Government officials will “work closely” with schools hit by flooding, Nicky Morgan said after visiting storm-hit buildings in Cumbria.
Visiting schools in Carlisle last Thursday, Ms Morgan met with staff and pupils at Trinity School and Richard Rose Central Academy, where she said the “shocking impact of the floods” was “still very evident”, although both schools are now open.
Several schools across the north of England are facing long waits to get back onto their original sites following serious weather damage after heavy rainfall called floods during the Christmas holidays.
Ms Morgan also visited Newman Catholic School which has now re-opened in temporary classrooms on the site of the former Pennine Way Primary School in Harraby.
The school also flooded in January 2005 and was left at the time with a £4 million repair bill. County education bosses are said to be working with government officials on finding a permanent solution to its flood risk.
Ms Morgan said she was pleased to have the opportunity to thank everyone for “all their hard work”, and said her department would “continue to work very closely with the local authorities and the schools affected to help minimise disruption”.

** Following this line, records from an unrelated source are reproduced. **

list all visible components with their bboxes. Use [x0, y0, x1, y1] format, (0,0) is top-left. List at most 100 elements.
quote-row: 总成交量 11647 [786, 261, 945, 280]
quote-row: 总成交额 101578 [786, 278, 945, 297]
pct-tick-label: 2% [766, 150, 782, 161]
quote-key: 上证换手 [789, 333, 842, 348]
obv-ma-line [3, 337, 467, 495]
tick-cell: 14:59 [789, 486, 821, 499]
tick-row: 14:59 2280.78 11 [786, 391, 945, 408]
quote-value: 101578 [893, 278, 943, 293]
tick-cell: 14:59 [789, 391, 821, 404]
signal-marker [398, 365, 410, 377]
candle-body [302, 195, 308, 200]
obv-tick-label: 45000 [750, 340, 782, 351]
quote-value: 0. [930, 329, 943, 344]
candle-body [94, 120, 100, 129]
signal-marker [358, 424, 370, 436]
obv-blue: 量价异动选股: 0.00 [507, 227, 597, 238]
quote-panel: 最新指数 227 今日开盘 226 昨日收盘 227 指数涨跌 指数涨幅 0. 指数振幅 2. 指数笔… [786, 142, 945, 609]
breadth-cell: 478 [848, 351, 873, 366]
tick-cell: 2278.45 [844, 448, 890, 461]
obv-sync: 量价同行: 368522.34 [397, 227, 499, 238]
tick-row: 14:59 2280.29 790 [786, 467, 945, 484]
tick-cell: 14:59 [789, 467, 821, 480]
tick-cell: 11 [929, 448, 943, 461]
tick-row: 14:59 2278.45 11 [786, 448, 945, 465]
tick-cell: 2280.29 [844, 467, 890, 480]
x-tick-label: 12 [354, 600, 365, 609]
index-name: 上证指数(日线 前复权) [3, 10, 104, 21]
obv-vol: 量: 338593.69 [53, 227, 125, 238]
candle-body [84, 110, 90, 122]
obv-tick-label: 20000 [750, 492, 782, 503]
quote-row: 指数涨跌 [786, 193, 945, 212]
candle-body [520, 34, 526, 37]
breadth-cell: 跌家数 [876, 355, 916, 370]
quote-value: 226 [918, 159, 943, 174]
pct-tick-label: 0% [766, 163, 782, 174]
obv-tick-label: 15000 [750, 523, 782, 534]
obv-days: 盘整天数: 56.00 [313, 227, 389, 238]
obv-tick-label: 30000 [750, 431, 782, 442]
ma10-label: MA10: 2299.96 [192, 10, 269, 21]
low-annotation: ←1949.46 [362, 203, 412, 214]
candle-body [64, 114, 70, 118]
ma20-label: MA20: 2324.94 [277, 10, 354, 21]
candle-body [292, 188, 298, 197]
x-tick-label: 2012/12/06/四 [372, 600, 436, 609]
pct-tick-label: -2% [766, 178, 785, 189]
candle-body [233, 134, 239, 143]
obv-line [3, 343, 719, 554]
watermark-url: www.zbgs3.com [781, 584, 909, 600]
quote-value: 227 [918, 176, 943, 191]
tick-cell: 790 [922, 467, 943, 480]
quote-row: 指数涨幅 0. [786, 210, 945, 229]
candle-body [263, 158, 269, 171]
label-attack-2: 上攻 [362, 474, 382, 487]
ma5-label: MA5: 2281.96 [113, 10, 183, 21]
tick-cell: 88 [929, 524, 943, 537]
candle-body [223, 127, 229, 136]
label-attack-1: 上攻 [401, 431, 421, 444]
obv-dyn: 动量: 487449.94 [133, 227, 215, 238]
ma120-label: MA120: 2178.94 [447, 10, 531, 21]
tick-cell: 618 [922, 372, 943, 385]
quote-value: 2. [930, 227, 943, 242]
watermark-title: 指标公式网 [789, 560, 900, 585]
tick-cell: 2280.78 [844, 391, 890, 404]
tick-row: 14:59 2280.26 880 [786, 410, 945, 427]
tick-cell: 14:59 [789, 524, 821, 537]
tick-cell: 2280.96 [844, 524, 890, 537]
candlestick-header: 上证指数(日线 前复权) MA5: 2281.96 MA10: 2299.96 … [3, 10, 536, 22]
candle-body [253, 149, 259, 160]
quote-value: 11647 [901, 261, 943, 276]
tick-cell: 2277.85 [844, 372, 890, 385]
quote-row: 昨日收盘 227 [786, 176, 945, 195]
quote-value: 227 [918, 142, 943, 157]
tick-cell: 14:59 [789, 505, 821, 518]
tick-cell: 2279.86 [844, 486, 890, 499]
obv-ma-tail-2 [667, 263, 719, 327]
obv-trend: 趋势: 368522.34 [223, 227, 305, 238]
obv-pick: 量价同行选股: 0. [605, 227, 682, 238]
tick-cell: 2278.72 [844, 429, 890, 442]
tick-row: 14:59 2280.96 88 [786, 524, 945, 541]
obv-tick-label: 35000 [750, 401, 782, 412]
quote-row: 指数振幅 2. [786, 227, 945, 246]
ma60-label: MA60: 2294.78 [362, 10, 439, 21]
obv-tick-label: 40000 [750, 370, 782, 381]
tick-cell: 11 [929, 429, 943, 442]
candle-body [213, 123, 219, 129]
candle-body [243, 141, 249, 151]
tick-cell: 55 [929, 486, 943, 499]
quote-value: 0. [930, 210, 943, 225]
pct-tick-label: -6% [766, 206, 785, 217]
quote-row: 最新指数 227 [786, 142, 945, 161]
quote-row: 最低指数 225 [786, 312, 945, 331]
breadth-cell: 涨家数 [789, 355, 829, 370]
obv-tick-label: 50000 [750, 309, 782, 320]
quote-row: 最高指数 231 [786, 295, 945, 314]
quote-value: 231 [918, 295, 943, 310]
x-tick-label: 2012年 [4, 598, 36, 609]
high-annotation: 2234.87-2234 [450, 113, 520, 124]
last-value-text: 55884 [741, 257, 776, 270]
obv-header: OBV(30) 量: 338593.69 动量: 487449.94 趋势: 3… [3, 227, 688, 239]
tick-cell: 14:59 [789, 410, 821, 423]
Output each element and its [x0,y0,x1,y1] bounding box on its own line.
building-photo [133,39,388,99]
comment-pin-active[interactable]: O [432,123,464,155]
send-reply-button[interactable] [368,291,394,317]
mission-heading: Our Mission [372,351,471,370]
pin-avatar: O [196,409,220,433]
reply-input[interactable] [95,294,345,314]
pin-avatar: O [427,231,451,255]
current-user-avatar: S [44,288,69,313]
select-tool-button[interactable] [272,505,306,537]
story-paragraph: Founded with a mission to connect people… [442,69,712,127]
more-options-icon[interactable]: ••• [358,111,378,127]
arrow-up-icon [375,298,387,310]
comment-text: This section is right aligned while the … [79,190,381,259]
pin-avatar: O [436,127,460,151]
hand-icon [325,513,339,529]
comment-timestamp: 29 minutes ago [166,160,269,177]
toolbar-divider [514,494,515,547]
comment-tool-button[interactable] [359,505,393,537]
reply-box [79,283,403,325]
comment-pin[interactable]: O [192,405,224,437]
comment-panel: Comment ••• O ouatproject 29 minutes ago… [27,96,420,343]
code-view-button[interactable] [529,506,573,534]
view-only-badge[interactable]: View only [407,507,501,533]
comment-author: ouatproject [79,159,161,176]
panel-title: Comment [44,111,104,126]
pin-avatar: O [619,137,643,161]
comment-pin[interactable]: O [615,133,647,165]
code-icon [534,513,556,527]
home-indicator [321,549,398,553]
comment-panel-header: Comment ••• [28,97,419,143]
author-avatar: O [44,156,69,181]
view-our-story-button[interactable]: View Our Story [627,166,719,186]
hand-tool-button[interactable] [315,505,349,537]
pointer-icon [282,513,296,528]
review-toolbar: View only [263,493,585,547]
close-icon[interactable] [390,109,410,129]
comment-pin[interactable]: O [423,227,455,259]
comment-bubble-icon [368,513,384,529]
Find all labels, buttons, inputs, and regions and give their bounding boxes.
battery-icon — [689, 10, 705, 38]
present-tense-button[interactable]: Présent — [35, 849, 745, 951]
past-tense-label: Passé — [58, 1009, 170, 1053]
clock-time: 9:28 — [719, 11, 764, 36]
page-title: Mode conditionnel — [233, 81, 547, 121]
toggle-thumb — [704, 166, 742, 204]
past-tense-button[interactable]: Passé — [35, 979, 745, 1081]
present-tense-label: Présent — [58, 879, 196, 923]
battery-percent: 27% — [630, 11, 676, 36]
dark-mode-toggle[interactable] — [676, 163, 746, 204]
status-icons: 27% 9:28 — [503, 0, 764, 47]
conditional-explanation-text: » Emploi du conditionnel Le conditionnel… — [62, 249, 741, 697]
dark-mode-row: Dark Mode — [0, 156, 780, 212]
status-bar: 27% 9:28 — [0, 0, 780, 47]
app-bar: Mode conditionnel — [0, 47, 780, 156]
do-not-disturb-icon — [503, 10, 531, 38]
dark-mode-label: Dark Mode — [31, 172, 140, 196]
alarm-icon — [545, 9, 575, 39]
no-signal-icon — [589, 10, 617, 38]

A Trinity School spokesperson said: “The secretary of state came to see for herself the extent of the damage caused to our school by storm Desmond.
“She spent time talking to staff and students about the ongoing difficulties caused by the floods as well as listening to our hopes for the future.”
Schools in the Calder Valley have also been significantly affected.
At Burnley Road Academy in Mytholmroyd near Hebden Bridge, ground floor classrooms and offices have flooded, leaving debris and mud around the building in the playgrounds and walkways.
The school has sent all pupils from reception to year 2 to Savile Park Primary School’s Heath site, while years 3 to 6 will use four classrooms, an ICT suite and assembly hall in Calder High School’s sixth-form block.
Hayley Morgan, a member of the school’s parents, teachers and friends association, said the water had been at least a metre deep in classrooms, ruining books and pupils’ work.
“The most upsetting bit was when we had to throw the library and exercise books away.”
Ms Morgan said parents had been impressed by the speed of Calderdale Council’s response and that pupils were happy to have a site to work from. It is not known when they will return.
Scout Road Academy posted on its website that it is unlikely to open for about six months following a landslip.
A spokesperson told parents: “We have been informed that Scout Road Academy will remain closed for the foreseeable future and our current planning assumption is that this will be for possibly six months, maybe sooner.
“Once we have the necessary approval from our insurers we will be in a position to share our solution with parents. Please be assured that we are doing everything we can to find the very best solution for our children.”